It wasn't so long ago—a little under a year ago, really—that many started asking the question of whether or not HTML5 was ready for enterprise use on any kind of wide scale. While back then HTML5 was still a young platform with many of its key specs only recently being nailed down, the picture several months later is that HTML5 does indeed have plenty of advantages and has made some important strides. But, there is still quite a bit of confusion in the market over just what can be done with this technology, and how it can be incorporated into normal operations.
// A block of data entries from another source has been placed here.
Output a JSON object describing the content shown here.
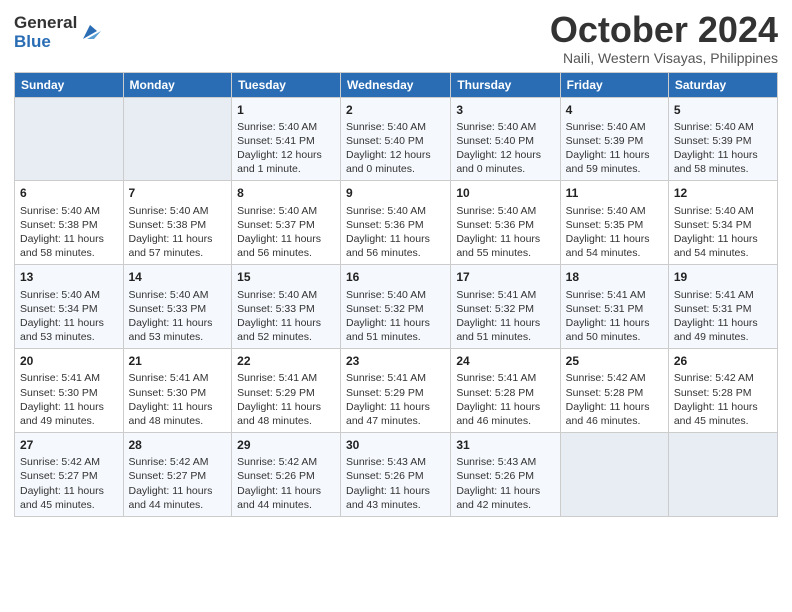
{
  "logo": {
    "general": "General",
    "blue": "Blue"
  },
  "header": {
    "month": "October 2024",
    "location": "Naili, Western Visayas, Philippines"
  },
  "weekdays": [
    "Sunday",
    "Monday",
    "Tuesday",
    "Wednesday",
    "Thursday",
    "Friday",
    "Saturday"
  ],
  "weeks": [
    [
      {
        "day": "",
        "content": ""
      },
      {
        "day": "",
        "content": ""
      },
      {
        "day": "1",
        "content": "Sunrise: 5:40 AM\nSunset: 5:41 PM\nDaylight: 12 hours and 1 minute."
      },
      {
        "day": "2",
        "content": "Sunrise: 5:40 AM\nSunset: 5:40 PM\nDaylight: 12 hours and 0 minutes."
      },
      {
        "day": "3",
        "content": "Sunrise: 5:40 AM\nSunset: 5:40 PM\nDaylight: 12 hours and 0 minutes."
      },
      {
        "day": "4",
        "content": "Sunrise: 5:40 AM\nSunset: 5:39 PM\nDaylight: 11 hours and 59 minutes."
      },
      {
        "day": "5",
        "content": "Sunrise: 5:40 AM\nSunset: 5:39 PM\nDaylight: 11 hours and 58 minutes."
      }
    ],
    [
      {
        "day": "6",
        "content": "Sunrise: 5:40 AM\nSunset: 5:38 PM\nDaylight: 11 hours and 58 minutes."
      },
      {
        "day": "7",
        "content": "Sunrise: 5:40 AM\nSunset: 5:38 PM\nDaylight: 11 hours and 57 minutes."
      },
      {
        "day": "8",
        "content": "Sunrise: 5:40 AM\nSunset: 5:37 PM\nDaylight: 11 hours and 56 minutes."
      },
      {
        "day": "9",
        "content": "Sunrise: 5:40 AM\nSunset: 5:36 PM\nDaylight: 11 hours and 56 minutes."
      },
      {
        "day": "10",
        "content": "Sunrise: 5:40 AM\nSunset: 5:36 PM\nDaylight: 11 hours and 55 minutes."
      },
      {
        "day": "11",
        "content": "Sunrise: 5:40 AM\nSunset: 5:35 PM\nDaylight: 11 hours and 54 minutes."
      },
      {
        "day": "12",
        "content": "Sunrise: 5:40 AM\nSunset: 5:34 PM\nDaylight: 11 hours and 54 minutes."
      }
    ],
    [
      {
        "day": "13",
        "content": "Sunrise: 5:40 AM\nSunset: 5:34 PM\nDaylight: 11 hours and 53 minutes."
      },
      {
        "day": "14",
        "content": "Sunrise: 5:40 AM\nSunset: 5:33 PM\nDaylight: 11 hours and 53 minutes."
      },
      {
        "day": "15",
        "content": "Sunrise: 5:40 AM\nSunset: 5:33 PM\nDaylight: 11 hours and 52 minutes."
      },
      {
        "day": "16",
        "content": "Sunrise: 5:40 AM\nSunset: 5:32 PM\nDaylight: 11 hours and 51 minutes."
      },
      {
        "day": "17",
        "content": "Sunrise: 5:41 AM\nSunset: 5:32 PM\nDaylight: 11 hours and 51 minutes."
      },
      {
        "day": "18",
        "content": "Sunrise: 5:41 AM\nSunset: 5:31 PM\nDaylight: 11 hours and 50 minutes."
      },
      {
        "day": "19",
        "content": "Sunrise: 5:41 AM\nSunset: 5:31 PM\nDaylight: 11 hours and 49 minutes."
      }
    ],
    [
      {
        "day": "20",
        "content": "Sunrise: 5:41 AM\nSunset: 5:30 PM\nDaylight: 11 hours and 49 minutes."
      },
      {
        "day": "21",
        "content": "Sunrise: 5:41 AM\nSunset: 5:30 PM\nDaylight: 11 hours and 48 minutes."
      },
      {
        "day": "22",
        "content": "Sunrise: 5:41 AM\nSunset: 5:29 PM\nDaylight: 11 hours and 48 minutes."
      },
      {
        "day": "23",
        "content": "Sunrise: 5:41 AM\nSunset: 5:29 PM\nDaylight: 11 hours and 47 minutes."
      },
      {
        "day": "24",
        "content": "Sunrise: 5:41 AM\nSunset: 5:28 PM\nDaylight: 11 hours and 46 minutes."
      },
      {
        "day": "25",
        "content": "Sunrise: 5:42 AM\nSunset: 5:28 PM\nDaylight: 11 hours and 46 minutes."
      },
      {
        "day": "26",
        "content": "Sunrise: 5:42 AM\nSunset: 5:28 PM\nDaylight: 11 hours and 45 minutes."
      }
    ],
    [
      {
        "day": "27",
        "content": "Sunrise: 5:42 AM\nSunset: 5:27 PM\nDaylight: 11 hours and 45 minutes."
      },
      {
        "day": "28",
        "content": "Sunrise: 5:42 AM\nSunset: 5:27 PM\nDaylight: 11 hours and 44 minutes."
      },
      {
        "day": "29",
        "content": "Sunrise: 5:42 AM\nSunset: 5:26 PM\nDaylight: 11 hours and 44 minutes."
      },
      {
        "day": "30",
        "content": "Sunrise: 5:43 AM\nSunset: 5:26 PM\nDaylight: 11 hours and 43 minutes."
      },
      {
        "day": "31",
        "content": "Sunrise: 5:43 AM\nSunset: 5:26 PM\nDaylight: 11 hours and 42 minutes."
      },
      {
        "day": "",
        "content": ""
      },
      {
        "day": "",
        "content": ""
      }
    ]
  ]
}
A developer evangelist at Microsoft (News - Alert), Martin Beeby, perhaps put it best when he said, “The overwhelming perception I get from customers is utter confusion about what they're doing. If you pick a noun and add .js or .io, you'll probably get a library. It's extraordinarily confusing, and that's the biggest problem.”
This sentiment was echoed elsewhere, particularly by those – like CTO of ShinobiControls at Scott Logic Colin Eberhardt – who note that corporations are used to technology solutions that come pre-packaged and ready to go. There isn't much in the market, Eberhardt noted, as far as businesses that can offer one-touch solutions for HTML5 problems. Some, like David Akka of Magic Software, noted in November of 2012 that HTML5 would take between two and four years to reach the point where it was “a reliable development tool for the enterprise.”
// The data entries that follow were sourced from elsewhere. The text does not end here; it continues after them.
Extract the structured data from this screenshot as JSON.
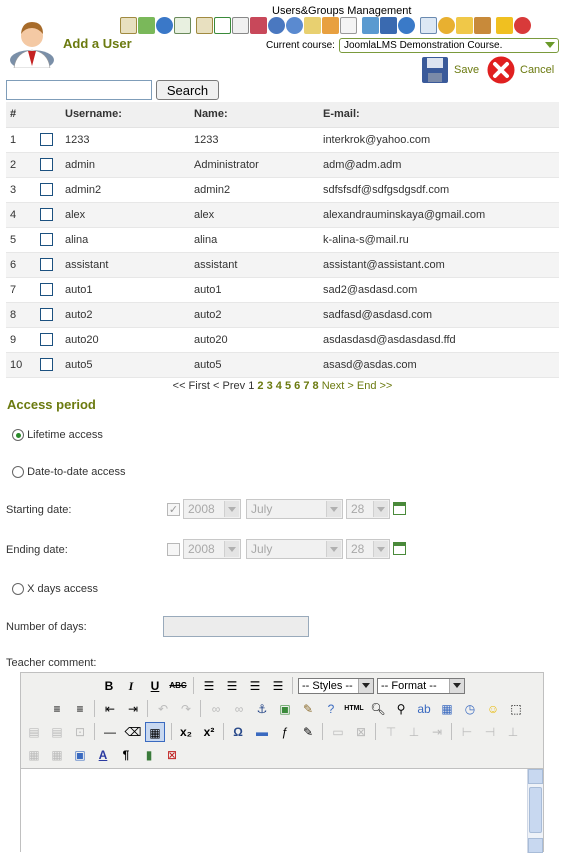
{
  "header": {
    "module_title": "Users&Groups Management",
    "page_heading": "Add a User",
    "course_label": "Current course:",
    "course_value": "JoomlaLMS Demonstration Course.",
    "save_label": "Save",
    "cancel_label": "Cancel",
    "toolbar_icons": [
      "home-icon",
      "chalkboard-icon",
      "info-icon",
      "documents-icon",
      "home-icon",
      "calendar-icon",
      "copy-icon",
      "tag-icon",
      "web-icon",
      "help-icon",
      "chat-icon",
      "pencil-icon",
      "page-icon",
      "users-icon",
      "stats-icon",
      "globe-icon",
      "search-doc-icon",
      "chart-icon",
      "mail-icon",
      "people-icon",
      "star-icon",
      "zoom-icon"
    ]
  },
  "search": {
    "button_label": "Search",
    "value": ""
  },
  "table": {
    "headers": {
      "num": "#",
      "username": "Username:",
      "name": "Name:",
      "email": "E-mail:"
    },
    "rows": [
      {
        "num": "1",
        "username": "1233",
        "name": "1233",
        "email": "interkrok@yahoo.com"
      },
      {
        "num": "2",
        "username": "admin",
        "name": "Administrator",
        "email": "adm@adm.adm"
      },
      {
        "num": "3",
        "username": "admin2",
        "name": "admin2",
        "email": "sdfsfsdf@sdfgsdgsdf.com"
      },
      {
        "num": "4",
        "username": "alex",
        "name": "alex",
        "email": "alexandrauminskaya@gmail.com"
      },
      {
        "num": "5",
        "username": "alina",
        "name": "alina",
        "email": "k-alina-s@mail.ru"
      },
      {
        "num": "6",
        "username": "assistant",
        "name": "assistant",
        "email": "assistant@assistant.com"
      },
      {
        "num": "7",
        "username": "auto1",
        "name": "auto1",
        "email": "sad2@asdasd.com"
      },
      {
        "num": "8",
        "username": "auto2",
        "name": "auto2",
        "email": "sadfasd@asdasd.com"
      },
      {
        "num": "9",
        "username": "auto20",
        "name": "auto20",
        "email": "asdasdasd@asdasdasd.ffd"
      },
      {
        "num": "10",
        "username": "auto5",
        "name": "auto5",
        "email": "asasd@asdas.com"
      }
    ]
  },
  "pagination": {
    "first": "<< First",
    "prev": "< Prev",
    "current": "1",
    "pages": [
      "2",
      "3",
      "4",
      "5",
      "6",
      "7",
      "8"
    ],
    "next": "Next >",
    "end": "End >>"
  },
  "access": {
    "heading": "Access period",
    "lifetime_label": "Lifetime access",
    "date_to_date_label": "Date-to-date access",
    "starting_label": "Starting date:",
    "ending_label": "Ending date:",
    "start_year": "2008",
    "start_month": "July",
    "start_day": "28",
    "end_year": "2008",
    "end_month": "July",
    "end_day": "28",
    "xdays_label": "X days access",
    "days_label": "Number of days:",
    "teacher_label": "Teacher comment:",
    "selected": "lifetime"
  },
  "editor": {
    "styles_label": "-- Styles --",
    "format_label": "-- Format --"
  },
  "colors": {
    "accent": "#6b7a0f",
    "row_alt": "#f4f4f4"
  }
}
Indeed, HTML5's benefits have seemed to focus on the consumer so far. Netflix began the process of moving video from Microsoft Silverlight to HTML5 this year, and a host of new games began to emerge in HTML5 as a way to better take advantage of the growing proliferation of mobile devices. Though many quickly think of Mark Zuckerberg's (News - Alert) earlier remarks on HTML5, in which he described Facebook's biggest mistake as putting too much into HTML5, it's also worth noting that Zuckerberg also described plans to come back to HTML5 later, after the system had had a chance to grow and develop. Even Eberhardt made a point of pointing out that difference, suggesting that enterprises building apps in HTML5 should focus heavily on user testing and prototyping, saying, “The user experience is typically where HTML5 apps suffer.”
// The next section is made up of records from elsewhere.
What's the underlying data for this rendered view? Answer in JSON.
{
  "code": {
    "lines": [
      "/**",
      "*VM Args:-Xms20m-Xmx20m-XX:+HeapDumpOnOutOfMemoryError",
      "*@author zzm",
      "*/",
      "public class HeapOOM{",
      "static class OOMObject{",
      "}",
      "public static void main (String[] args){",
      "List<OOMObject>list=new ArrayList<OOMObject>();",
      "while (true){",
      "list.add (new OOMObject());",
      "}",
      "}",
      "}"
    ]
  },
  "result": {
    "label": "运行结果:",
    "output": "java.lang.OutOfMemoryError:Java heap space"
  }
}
The advantages of HTML5 are still there. Rapid development is no less in play now than it was a year ago. Its ability to run on several different platforms—from tablets to televisions and beyond—is still there as well. There are even some suggesting that HTML5 apps may be able to challenge the native app's control over modern devices before too much longer has passed.
HTML5 is offering some terrific advantages for users and developers alike, and though it's not exactly clear how it can be useful in every situation, there's certainly enough going on in the field to show that HTML5 both has a lot of value now and is likely to have a lot of value in the future. It's all a matter of figuring out how best to bring this system into place, and though the best answer may be “not at all yet,” it almost certainly isn't “not ever.”